La casa de la abuela era el mundo. Un universo que se expandía profundo desde el zaguán azulejado hasta la cocina trasera, a través de una sucesión telescópica de aberturas y cuartos que el dormitorio clausurado partía en dos.
Dicha habitación se encontraba entre las piezas de las tías y la que había sido de mi madre. A diferencia de las otras, daba a un pasillo corto y techado que unía el primer patio rebosante de helechos con el del fondo, usado como tendedero. Tenía, además, la particularidad de una puerta vidriada recubierta por cortinas oscuras, que siempre cerrada con llave se erguía como un patíbulo frente a una especie de gruta húmeda y gélida que era el baño.
En su complejidad, el pasaje constituía aquello que durante la infancia llamábamos el agujero negro. Un lugar para sortear de prisa, gritando y corriendo a todo trapo.
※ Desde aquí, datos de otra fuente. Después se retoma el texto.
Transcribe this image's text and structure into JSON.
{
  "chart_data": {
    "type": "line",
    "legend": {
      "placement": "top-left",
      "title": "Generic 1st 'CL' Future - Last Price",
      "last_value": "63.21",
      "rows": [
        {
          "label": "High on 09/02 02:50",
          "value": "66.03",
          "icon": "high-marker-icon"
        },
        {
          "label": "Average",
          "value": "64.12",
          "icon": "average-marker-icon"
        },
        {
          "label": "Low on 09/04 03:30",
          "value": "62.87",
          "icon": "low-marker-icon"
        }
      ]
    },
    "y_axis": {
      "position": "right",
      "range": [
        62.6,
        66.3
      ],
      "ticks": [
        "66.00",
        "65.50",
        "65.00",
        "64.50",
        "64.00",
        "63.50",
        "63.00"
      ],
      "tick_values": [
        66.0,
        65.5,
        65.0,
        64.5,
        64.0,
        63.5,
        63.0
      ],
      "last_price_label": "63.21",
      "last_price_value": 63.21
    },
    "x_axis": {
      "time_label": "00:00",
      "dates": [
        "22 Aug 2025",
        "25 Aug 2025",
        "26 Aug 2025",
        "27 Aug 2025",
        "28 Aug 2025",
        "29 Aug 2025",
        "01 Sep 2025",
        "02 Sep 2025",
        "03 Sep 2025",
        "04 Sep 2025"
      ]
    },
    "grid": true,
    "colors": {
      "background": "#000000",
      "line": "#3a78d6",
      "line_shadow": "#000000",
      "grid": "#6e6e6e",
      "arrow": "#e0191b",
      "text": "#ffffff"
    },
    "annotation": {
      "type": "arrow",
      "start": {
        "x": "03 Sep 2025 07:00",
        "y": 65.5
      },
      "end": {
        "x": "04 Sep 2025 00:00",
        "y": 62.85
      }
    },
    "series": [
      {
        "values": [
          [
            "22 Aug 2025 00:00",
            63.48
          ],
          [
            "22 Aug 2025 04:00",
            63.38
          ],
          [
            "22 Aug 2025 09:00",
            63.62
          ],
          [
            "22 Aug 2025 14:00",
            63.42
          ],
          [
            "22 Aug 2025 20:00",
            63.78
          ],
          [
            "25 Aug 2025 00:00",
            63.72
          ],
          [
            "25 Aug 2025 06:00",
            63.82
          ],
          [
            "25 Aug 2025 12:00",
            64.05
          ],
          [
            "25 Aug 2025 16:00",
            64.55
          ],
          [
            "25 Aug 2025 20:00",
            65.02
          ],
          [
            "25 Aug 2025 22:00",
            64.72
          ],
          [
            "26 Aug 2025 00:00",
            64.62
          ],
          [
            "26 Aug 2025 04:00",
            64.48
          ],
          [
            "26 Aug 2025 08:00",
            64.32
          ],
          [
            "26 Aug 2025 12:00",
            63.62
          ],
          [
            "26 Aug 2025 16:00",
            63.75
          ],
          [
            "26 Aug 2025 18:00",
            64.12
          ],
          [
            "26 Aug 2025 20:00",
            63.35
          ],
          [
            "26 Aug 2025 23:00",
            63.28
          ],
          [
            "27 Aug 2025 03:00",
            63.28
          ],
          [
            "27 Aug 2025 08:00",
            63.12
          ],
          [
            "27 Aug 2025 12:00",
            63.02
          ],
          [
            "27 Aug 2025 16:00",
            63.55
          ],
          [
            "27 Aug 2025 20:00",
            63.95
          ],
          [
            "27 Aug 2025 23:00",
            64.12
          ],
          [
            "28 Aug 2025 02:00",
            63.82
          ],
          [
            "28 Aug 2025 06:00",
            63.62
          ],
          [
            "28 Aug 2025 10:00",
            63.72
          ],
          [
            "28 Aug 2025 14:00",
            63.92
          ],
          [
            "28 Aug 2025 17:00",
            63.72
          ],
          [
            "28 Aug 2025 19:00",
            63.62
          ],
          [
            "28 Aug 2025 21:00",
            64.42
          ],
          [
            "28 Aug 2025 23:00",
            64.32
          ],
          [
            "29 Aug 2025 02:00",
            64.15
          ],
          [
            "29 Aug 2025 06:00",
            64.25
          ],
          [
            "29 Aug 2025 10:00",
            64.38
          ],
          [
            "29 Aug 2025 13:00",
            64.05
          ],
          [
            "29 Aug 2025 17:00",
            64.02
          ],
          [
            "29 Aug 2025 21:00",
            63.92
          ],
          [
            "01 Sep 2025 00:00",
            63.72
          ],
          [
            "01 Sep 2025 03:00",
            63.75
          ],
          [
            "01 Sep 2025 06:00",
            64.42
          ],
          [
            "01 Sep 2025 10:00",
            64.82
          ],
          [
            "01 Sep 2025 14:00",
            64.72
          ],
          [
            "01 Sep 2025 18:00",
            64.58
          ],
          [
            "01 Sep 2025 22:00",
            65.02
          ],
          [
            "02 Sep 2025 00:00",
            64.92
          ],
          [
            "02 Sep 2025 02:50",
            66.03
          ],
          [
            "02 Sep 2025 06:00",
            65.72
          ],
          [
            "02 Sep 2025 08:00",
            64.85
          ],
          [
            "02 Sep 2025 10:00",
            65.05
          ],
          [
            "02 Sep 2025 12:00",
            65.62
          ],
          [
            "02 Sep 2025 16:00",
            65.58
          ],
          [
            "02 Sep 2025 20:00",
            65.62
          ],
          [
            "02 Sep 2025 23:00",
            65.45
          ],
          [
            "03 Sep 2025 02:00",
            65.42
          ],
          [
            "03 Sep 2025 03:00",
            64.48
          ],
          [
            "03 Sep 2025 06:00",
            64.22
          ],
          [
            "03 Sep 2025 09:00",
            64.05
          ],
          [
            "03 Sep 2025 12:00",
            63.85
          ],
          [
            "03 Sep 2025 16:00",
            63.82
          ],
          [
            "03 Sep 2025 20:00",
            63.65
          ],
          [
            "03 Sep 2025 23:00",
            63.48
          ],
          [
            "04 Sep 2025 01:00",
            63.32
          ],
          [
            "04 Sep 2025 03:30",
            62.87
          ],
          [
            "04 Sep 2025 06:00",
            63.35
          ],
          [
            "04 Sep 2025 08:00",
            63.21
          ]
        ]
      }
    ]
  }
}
Pasar por el agujero negro significaba respirar hondo, tomar carrera y coraje y avanzar, el corazón en la boca, hasta llegar ilesos del otro lado, burlando los fríos mordiscos que desde el baño arañaban y el acoso incesante de aquella órbita ciega que desde su clausura nos rechazaba y atraía como un imán.
En nuestros juegos de niños el vasto espacio de la casa se redujo a ese punto cerrado. ¿Qué escondía? Nunca lo supe. Quizás, como repetían esquivos los mayores, tan solo cachivaches. Solo mi primo siguió en los años relatando historias de muertos, hablando del antepasado ahorcado, de los ruidos extraños, de los llantos. De un mundo oculto en el agujero negro, algo que en ciertas noches, aún hoy no me deja dormir.